On top of that, she says, most people haven’t been taught to communicate effectively. How, then, can couples navigating today’s highly charged climate learn to cope?

Shift your focus

It’s surprisingly effective to start by simply being open about how you’re feeling. “If the words are becoming hurtful, tell your partner, ‘I'm feeling nervous, I'm feeling frustrated, I’m angry, upset, scared, or just over it all,’” says Baldwin. “It’s okay to call a time-out or simply end the conversation midway.”

Another way to dial down the tension, Baldwin says, is to give up the idea that only your views are the “right” ones or that you have to convince your significant other to change their point of view to match yours. This may be difficult to achieve, of course. And any expectation you set for yourself would apply to your partner as well.

“I always go back to the importance of being willing to listen to each other,” Baldwin notes. “Being open to other views helps broaden everyone’s horizons. I’d like to see folks appreciate that we live in a place where we have the ability to voice our opinions.”

Should some couples just avoid talking politics?

If political conversations end poorly 10 times out of 10, you may want to find more neutral topics to discuss for the sake of your relationship. “That said, if you’re feeling that much tension, there may be another underlying issue that hasn't been addressed. Politics could be the tip of a larger iceberg,” says Baldwin. If that’s the case, a family counselor can offer support and guidance as you work through those issues together.
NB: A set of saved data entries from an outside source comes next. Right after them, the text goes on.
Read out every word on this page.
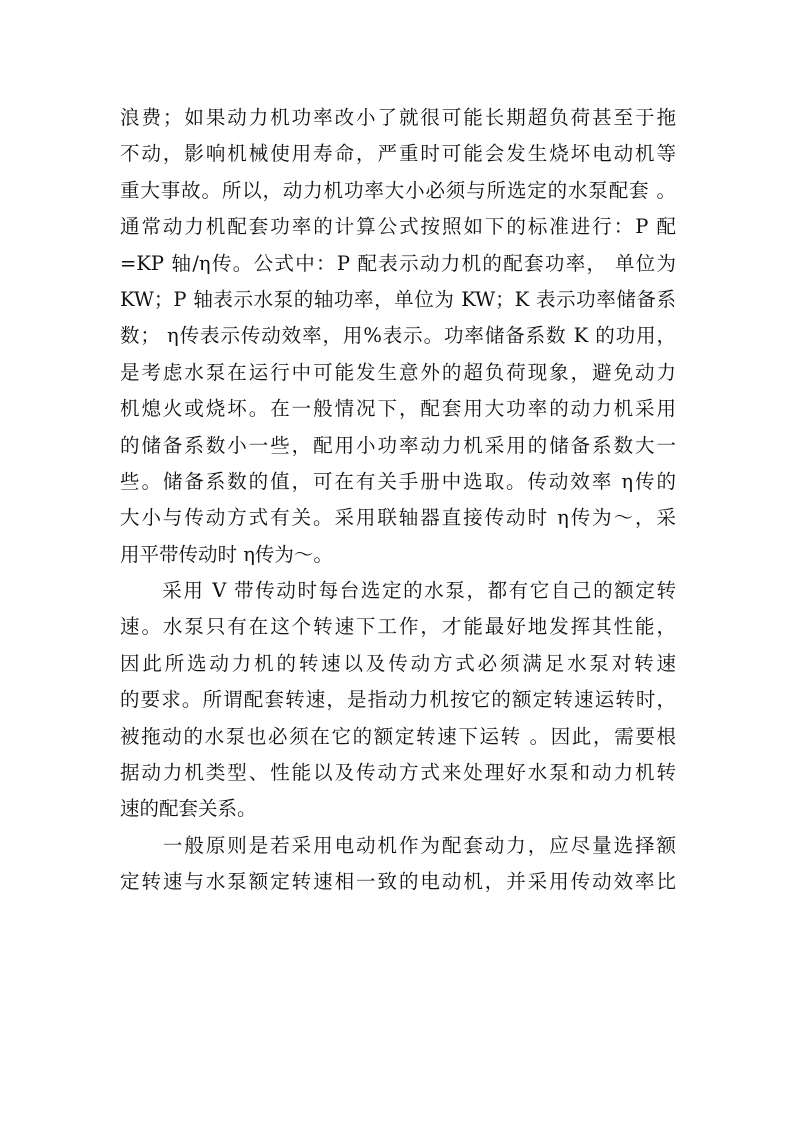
浪费；如果动力机功率改小了就很可能长期超负荷甚至于拖
不动，影响机械使用寿命，严重时可能会发生烧坏电动机等
重大事故。所以，动力机功率大小必须与所选定的水泵配套 。
通常动力机配套功率的计算公式按照如下的标准进行：P 配
=KP 轴/η传。公式中：P 配表示动力机的配套功率， 单位为
KW；P 轴表示水泵的轴功率，单位为 KW；K 表示功率储备系
数； η传表示传动效率，用%表示。功率储备系数 K 的功用，
是考虑水泵在运行中可能发生意外的超负荷现象，避免动力
机熄火或烧坏。在一般情况下，配套用大功率的动力机采用
的储备系数小一些，配用小功率动力机采用的储备系数大一
些。储备系数的值，可在有关手册中选取。传动效率 η传的
大小与传动方式有关。采用联轴器直接传动时 η传为～，采
用平带传动时 η传为～。
　　采用 V 带传动时每台选定的水泵，都有它自己的额定转
速。水泵只有在这个转速下工作，才能最好地发挥其性能，
因此所选动力机的转速以及传动方式必须满足水泵对转速
的要求。所谓配套转速，是指动力机按它的额定转速运转时，
被拖动的水泵也必须在它的额定转速下运转 。因此，需要根
据动力机类型、性能以及传动方式来处理好水泵和动力机转
速的配套关系。
　　一般原则是若采用电动机作为配套动力，应尽量选择额
定转速与水泵额定转速相一致的电动机，并采用传动效率比
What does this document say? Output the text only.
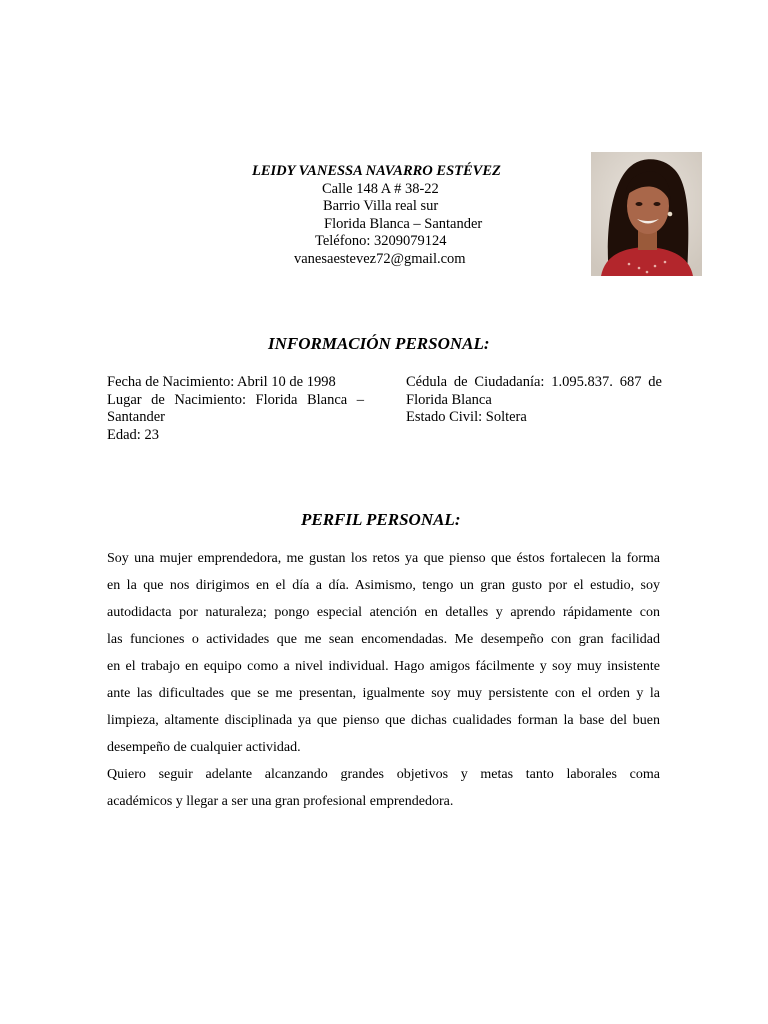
LEIDY VANESSA NAVARRO ESTÉVEZ
Calle 148 A # 38-22
Barrio Villa real sur
Florida Blanca – Santander
Teléfono: 3209079124
vanesaestevez72@gmail.com
INFORMACIÓN PERSONAL:
Fecha de Nacimiento: Abril 10 de 1998
Lugar de Nacimiento: Florida Blanca –
Santander
Edad: 23
Cédula de Ciudadanía: 1.095.837. 687 de
Florida Blanca
Estado Civil: Soltera
PERFIL PERSONAL:
Soy una mujer emprendedora, me gustan los retos ya que pienso que éstos fortalecen la forma
en la que nos dirigimos en el día a día. Asimismo, tengo un gran gusto por el estudio, soy
autodidacta por naturaleza; pongo especial atención en detalles y aprendo rápidamente con
las funciones o actividades que me sean encomendadas. Me desempeño con gran facilidad
en el trabajo en equipo como a nivel individual. Hago amigos fácilmente y soy muy insistente
ante las dificultades que se me presentan, igualmente soy muy persistente con el orden y la
limpieza, altamente disciplinada ya que pienso que dichas cualidades forman la base del buen
desempeño de cualquier actividad.
Quiero seguir adelante alcanzando grandes objetivos y metas tanto laborales coma
académicos y llegar a ser una gran profesional emprendedora.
The reality is that it’s tough to avoid talking politics these days. So, it can help to set some ground rules ahead of time, for when innocent conversations turn political. Try these tips:

  • Name any specific phrases or subjects that trigger strong emotions for either of you. Agree that those phrases are off-limits. If they pop up anyway, write a list and post it on the fridge as a visual reminder. Injecting a little humor into the idea that you need “house rules” never hurts, either.
  • Give yourselves a chance to decompress after work. Resolve to not talk about what’s happening in the world for at least 30 minutes after walking through the door.
  • Don’t wake up to news or the talk shows; turn on upbeat music instead.
  • Turn off news alerts on your phones.
  • Does one of you listen to Jon Stewart while the other prefers Tucker Carlson? Wear headphones, for goodness’ sake.

And when your partner says something that just blows your mind, remember: Their views are well-intentioned, even if it’s sometimes hard to see that. They stem from your loved one’s deepest hopes and fears about the future. Listening to and reflecting on their motivations can help you find common ground.

Article sources open article sources

American Psychological Association. “Outcome of Presidential Election Offers Little Stress Relief, According to New Survey.” November 19, 2020. Accessed April 15, 2021.
Express Scripts. “America's State of Mind Report.” April 16, 2020. Accessed September 14, 2021.